Nous traversons le siècle les yeux rivés sur des miroirs de poche, croyant capturer le temps alors qu’il s’asphyxie entre nos doigts. On nous promet que la vitesse libère, mais elle nous pille : elle confisque nos élans, fragmente nos attentions et transforme nos existences en une course utilitaire. C’est ce vertige contemporain que la génération des diplômé·es de la Villa Arson 2026 choisit d’affronter dans l’exposition Staring at the Sun. Regarder le soleil en face, c’est choisir une lucidité tranchante mais sensible pour observer les tensions de notre monde. Cette démarche résonne intimement avec le roman Les Forces de Laura Vazquez [éditions du sous-sol, 2025], un récit d’apprentissage qui débute dans un monde de faux-semblants, où les êtres sont mus par des dynamiques qui leur échappent. À travers le parcours de l’exposition imaginé en trois temps, une même nécessité s’impose : saboter la machine de l’urgence pour libérer notre énergie vitale.
La première séquence de l’exposition nous place directement face aux structures, aux normes et à la répétition mécanique qui cadrent nos existences. Cette tension formelle traduit l’offensive décrite par Laura Vazquez : un monde où les logiques de contrôle saturent nos esprits, privatisent notre attention et contraignent nos identités à ne devenir que de simples données. En éliminant les temps morts et l’attente, le système supprime ces espaces de respiration où s’invente le rêve. Les volumes rigoureux et les images des artistes rendent alors visible ce cadre invisible qui tente de discipliner nos corps et de découper chaque minute de nos vies.
À cette contrainte succède le temps des marges et du secret. Dans l’exposition, les œuvres se font plus confidentielles, privilégiant des matériaux modestes, des gestes fragiles et des récits intimes pour habiter les interstices du quotidien. C’est précisément la trajectoire des Forces, dont le voyage initiatique explore les profondeurs de notre époque en plongeant dans ses angles morts. Choisir la marge et le retrait n’est pas une fuite timide, c’est un acte de résistance pour reprendre son souffle. En célébrant le minuscule et le fragmentaire, les œuvres de l’exposition réparent ce que la vitesse a abîmé. Le langage et la matière se rencontrent dans ces zones d’ombre pour redonner de la valeur aux détails ordinaires et aux silences que le système juge inutiles.
Enfin, les murs s’effacent et le parcours s’ouvre vers la lumière crue et l’énergie du dehors. Le geste artistique s’associe aux éléments pour éprouver le vivant et faire corps avec le sensible. Cette conclusion esthétique rejoint la résolution poétique des Forces. Contre l’alignement des corps et des esprits, l’écriture ravive la part indomptable du monde, ce dehors absolu que l’asphalte recouvre mais ne parvient jamais à étouffer. Le texte et les œuvres posent alors une question essentielle : comment vivre sans répéter, sans imiter ? Prendre notre existence à bras-le-corps, c’est se reconnecter à un flux physique et concret que l’on ne peut ni réduire, ni capitaliser.
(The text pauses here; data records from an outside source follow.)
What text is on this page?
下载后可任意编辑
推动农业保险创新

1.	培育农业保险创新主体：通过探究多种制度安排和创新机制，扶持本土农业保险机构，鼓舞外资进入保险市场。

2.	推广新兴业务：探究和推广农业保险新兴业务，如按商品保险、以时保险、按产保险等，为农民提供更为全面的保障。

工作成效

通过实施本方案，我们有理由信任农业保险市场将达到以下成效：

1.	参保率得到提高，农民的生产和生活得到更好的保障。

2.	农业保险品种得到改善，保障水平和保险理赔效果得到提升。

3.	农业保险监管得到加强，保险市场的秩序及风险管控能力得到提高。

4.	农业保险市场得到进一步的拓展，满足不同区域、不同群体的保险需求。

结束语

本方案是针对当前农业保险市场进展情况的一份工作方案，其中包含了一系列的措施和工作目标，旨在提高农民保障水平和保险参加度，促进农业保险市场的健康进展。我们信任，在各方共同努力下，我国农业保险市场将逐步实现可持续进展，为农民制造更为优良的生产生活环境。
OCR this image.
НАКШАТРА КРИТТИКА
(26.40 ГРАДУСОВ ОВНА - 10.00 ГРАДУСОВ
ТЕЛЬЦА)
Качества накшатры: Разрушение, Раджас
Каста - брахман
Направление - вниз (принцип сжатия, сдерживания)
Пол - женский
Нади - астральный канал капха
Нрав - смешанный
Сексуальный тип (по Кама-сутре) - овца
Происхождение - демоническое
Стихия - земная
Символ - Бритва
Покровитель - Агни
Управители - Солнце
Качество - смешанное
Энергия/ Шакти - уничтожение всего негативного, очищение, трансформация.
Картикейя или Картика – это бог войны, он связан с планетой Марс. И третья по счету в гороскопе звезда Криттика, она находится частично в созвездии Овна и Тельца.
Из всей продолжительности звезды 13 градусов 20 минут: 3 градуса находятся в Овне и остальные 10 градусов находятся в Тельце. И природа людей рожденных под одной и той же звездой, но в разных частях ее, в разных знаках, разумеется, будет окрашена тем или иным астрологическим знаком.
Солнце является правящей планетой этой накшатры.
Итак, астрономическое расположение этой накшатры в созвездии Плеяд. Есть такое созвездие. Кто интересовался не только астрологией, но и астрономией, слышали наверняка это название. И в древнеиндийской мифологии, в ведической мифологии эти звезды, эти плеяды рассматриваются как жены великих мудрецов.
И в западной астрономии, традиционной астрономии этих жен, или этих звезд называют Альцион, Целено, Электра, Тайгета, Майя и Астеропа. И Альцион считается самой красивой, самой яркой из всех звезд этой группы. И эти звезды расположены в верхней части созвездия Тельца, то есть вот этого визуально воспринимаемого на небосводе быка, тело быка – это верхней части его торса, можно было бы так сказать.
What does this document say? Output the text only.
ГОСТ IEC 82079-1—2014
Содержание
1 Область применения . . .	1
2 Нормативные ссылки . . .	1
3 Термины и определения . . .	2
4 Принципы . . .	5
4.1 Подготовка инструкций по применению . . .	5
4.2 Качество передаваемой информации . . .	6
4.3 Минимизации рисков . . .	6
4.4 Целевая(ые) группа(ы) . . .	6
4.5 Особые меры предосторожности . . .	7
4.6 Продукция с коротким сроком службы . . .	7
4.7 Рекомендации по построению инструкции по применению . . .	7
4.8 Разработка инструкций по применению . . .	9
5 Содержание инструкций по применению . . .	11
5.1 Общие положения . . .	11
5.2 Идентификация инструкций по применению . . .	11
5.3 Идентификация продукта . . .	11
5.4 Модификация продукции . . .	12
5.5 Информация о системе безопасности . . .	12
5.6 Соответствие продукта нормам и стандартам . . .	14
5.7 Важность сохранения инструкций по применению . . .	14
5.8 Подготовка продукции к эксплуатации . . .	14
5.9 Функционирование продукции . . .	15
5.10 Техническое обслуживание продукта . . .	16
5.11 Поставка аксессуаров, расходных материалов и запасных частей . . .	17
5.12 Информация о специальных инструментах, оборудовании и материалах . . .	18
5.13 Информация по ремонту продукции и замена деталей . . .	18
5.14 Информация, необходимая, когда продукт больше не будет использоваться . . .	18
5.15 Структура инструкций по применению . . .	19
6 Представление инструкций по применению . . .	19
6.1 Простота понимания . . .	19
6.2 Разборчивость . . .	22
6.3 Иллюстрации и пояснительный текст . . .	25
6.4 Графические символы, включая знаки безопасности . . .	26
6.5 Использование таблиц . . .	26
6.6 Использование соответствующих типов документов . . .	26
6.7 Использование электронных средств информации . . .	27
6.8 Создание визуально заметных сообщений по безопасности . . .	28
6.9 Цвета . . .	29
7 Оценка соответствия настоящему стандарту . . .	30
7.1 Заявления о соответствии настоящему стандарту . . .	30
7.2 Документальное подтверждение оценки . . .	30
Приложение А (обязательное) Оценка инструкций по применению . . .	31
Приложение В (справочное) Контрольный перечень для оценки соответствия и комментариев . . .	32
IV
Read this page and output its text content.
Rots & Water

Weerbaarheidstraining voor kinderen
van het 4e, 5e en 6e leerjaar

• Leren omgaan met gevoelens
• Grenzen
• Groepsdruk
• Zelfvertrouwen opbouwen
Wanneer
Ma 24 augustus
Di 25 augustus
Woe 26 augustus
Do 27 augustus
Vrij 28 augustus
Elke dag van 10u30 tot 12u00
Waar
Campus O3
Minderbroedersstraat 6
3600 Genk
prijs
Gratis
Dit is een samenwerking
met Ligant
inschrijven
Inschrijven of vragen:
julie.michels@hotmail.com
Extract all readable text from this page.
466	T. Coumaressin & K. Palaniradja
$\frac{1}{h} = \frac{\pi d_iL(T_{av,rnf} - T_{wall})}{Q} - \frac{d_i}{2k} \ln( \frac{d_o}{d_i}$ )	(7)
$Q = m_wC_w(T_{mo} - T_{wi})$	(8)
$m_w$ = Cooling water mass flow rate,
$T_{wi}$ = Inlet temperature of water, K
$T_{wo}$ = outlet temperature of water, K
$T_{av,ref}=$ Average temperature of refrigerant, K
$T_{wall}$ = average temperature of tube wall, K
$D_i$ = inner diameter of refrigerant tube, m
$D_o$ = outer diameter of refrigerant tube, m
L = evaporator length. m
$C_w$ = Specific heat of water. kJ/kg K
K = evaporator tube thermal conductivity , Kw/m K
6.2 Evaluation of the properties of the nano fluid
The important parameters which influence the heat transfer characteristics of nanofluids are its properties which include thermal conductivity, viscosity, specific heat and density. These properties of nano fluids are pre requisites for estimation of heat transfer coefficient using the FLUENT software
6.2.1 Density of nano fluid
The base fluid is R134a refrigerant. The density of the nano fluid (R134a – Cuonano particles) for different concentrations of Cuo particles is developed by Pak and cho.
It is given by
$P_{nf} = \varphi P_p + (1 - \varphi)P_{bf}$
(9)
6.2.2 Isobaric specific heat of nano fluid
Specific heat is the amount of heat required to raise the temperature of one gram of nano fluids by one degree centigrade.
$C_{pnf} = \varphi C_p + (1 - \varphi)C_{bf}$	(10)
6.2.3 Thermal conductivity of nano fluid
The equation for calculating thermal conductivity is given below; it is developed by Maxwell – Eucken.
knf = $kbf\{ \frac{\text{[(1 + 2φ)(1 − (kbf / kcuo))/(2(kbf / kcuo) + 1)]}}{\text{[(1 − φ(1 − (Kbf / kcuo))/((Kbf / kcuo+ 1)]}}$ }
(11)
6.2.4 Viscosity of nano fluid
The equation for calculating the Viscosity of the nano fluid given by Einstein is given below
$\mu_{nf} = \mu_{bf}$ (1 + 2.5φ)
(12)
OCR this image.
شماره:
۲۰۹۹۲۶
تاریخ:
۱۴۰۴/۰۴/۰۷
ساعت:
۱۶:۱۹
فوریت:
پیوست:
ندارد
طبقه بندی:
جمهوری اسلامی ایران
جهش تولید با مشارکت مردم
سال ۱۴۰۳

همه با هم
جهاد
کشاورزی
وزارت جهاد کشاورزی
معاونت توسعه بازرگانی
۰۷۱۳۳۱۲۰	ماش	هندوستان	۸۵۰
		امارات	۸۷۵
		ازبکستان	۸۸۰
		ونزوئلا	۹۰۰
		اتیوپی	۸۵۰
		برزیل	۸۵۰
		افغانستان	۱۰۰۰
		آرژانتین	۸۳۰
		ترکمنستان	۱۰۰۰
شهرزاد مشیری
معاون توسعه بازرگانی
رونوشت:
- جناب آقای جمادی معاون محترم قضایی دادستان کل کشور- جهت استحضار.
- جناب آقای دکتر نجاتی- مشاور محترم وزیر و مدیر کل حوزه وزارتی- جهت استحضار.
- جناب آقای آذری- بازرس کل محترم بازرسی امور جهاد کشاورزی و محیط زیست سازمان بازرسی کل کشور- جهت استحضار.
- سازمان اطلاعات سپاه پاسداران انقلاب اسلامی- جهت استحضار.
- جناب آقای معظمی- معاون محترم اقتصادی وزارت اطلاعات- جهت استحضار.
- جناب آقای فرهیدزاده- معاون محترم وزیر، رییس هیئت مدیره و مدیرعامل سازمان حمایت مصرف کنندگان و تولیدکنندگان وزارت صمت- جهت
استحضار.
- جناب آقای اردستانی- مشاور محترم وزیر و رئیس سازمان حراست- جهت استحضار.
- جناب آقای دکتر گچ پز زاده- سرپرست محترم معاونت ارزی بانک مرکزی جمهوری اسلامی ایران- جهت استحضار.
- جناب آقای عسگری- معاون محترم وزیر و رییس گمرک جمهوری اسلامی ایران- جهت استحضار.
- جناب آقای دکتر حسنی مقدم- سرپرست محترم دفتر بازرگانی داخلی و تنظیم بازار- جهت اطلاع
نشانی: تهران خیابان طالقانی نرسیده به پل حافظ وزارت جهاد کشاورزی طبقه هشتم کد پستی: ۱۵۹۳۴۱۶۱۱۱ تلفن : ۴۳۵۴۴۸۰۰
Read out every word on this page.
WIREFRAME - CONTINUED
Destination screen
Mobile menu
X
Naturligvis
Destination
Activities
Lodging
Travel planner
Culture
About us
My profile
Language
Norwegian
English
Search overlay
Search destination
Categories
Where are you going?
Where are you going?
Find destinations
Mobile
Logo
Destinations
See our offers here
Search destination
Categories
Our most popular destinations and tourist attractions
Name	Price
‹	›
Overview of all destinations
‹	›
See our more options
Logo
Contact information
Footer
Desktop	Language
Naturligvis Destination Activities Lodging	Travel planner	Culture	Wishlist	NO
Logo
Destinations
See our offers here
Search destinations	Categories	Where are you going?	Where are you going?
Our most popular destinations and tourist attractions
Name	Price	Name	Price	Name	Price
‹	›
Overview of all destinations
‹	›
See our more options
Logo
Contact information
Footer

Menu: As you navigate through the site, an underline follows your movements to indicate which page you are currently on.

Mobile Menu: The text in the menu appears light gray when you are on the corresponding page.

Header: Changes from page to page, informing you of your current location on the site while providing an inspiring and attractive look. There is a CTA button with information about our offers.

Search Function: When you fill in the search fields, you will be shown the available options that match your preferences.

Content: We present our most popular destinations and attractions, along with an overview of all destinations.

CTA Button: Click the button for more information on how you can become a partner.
Face aux incertitudes de notre époque, les trente-quatre voix de la Villa Arson ne proposent pas de dogmes, mais une polyphonie vibrante. En s’unissant à la manière des vagues textuelles de Vazquez, elles nous rappellent que le temps n’est pas une donnée à optimiser, mais le tissu même de notre expérience humaine. C’est par ce pas de côté, à la fois poétique et politique, que l’être s’émancipe : en redonnant toute leur puissance au corps, à la matière et aux forces sauvages qui nous entourent.